É uma mulher interessante e generosa, mesmo se prudente nas respostas, a que resulta da entrevista. Quando lhe perguntam "Há algo na Igreja que não concorde ou ache ridículo?", a resposta é "que me lembre não".
Pena não lhe ter sido perguntado o que achava de a instituição à qual dedicou 40 anos de vida lhe recusar a ordenação por ser mulher e o que considerava estar na base dessa interdição que o teólogo alemão Hans Kung apelidou de "difamação essencial das mulheres" - por as apresentar como menos dignas e subalternas, tantas vezes submetidas, no seio da Igreja Católica como fora dela, a abusos de toda a espécie.
Pena; gostaria de a ouvir sobre isso. Mas talvez chutasse para canto, como quando a questionam sobre se considera que a Igreja vive uma crise: "A Igreja é uma entidade viva constituída por pessoas e a crise da Igreja corresponde à crise das pessoas."
Ou talvez repetisse os argumentos comummente usados para justificar a exclusão: Jesus era homem, os apóstolos eram homens, na última ceia só estavam homens. Quiçá ignorasse os argumentos contrários, ou não os referisse - que segundo as Escrituras foi a uma mulher, Maria Madalena, que Cristo escolheu revelar a sua ressurreição e anunciá-la ao mundo; que se apóstolo significa o que segue, acompanha e anuncia, não é possível negar a Maria Madalena, e a outras mulheres que seguiram e acompanharam e anunciaram Cristo, esse estatuto; que só mulheres ficaram com ele na hora mais negra, a da crucificação (os homens desapareceram).
Talvez Antónia nunca tivesse lido ou ouvido a teóloga e também freira Julieta Dias quando diz que a recusa de ordenação das mulheres pelo Vaticano se deve a "um medo primordial das mulheres, à ideia da mulher como mal."
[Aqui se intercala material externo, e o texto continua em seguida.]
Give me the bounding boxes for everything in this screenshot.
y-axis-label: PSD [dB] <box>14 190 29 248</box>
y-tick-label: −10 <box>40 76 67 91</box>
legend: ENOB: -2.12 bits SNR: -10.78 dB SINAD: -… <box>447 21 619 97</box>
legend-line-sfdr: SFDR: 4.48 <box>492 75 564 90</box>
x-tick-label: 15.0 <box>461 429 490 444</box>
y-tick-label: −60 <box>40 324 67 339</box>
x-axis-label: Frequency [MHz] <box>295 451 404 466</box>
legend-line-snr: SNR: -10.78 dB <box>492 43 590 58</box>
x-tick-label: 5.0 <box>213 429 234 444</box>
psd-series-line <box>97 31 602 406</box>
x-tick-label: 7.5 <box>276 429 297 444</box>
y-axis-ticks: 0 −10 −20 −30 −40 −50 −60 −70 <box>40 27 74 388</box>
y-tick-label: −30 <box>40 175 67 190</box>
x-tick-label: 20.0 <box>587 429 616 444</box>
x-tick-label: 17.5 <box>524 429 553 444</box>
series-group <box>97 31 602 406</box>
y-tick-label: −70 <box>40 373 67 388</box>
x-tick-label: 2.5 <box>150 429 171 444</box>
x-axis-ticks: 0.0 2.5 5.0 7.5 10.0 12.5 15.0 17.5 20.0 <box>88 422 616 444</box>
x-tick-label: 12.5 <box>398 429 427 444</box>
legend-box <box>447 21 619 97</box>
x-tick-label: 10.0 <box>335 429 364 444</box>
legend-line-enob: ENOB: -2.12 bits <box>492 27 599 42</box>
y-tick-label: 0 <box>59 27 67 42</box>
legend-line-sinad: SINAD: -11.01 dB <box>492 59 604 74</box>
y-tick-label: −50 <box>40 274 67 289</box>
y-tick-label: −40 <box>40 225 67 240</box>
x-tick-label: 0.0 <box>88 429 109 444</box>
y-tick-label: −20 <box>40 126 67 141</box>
Não se saberá. Ao terceiro dia após a publicação da entrevista, Antónia Pinho, que o título de primeira página descrevia como "freira radical", foi assassinada. As circunstâncias horríveis do homicídio foram logo escarrapachadas nos media, no dia seguinte, citando um comunicado da Polícia Judiciária. Antónia tinha dado boleia a um homem em liberdade condicional e este tê-la-á convidado para beber um café em sua casa. Foi encontrada asfixiada e com sinais de violação.
Sobre esse homem, que teria sido condenado a 16 anos de prisão por dois crimes, precisamente, de violação, impendia, segundo revelou o Jornal de Notícias dois dias após a morte de Antónia, um mandado de captura por suspeita de uma tentativa de violação ocorrida em agosto. Mas apesar de o MP ter emitido o mandado de detenção a 3 de setembro, este só seria despachado pelo juiz de instrução criminal a 6. Ainda não fora executado no dia em que Antónia foi morta.
Não é infelizmente a primeira vez, e teme-se não será a última, que a lentidão ou lassidão da justiça e das autoridades podem ser responsabilizadas pelo homicídio de uma mulher em Portugal. Um pouco mais de esmero e de noção do perigo que aquele homem representava e Antónia não teria morrido assim. Um pouco mais de valorização do crime de violação e seria impossível que um ex-recluso em liberdade condicional suspeito do mesmo crime pelo qual fora condenado ficasse, apesar de ter morada conhecida, uma semana à espera de ser detido.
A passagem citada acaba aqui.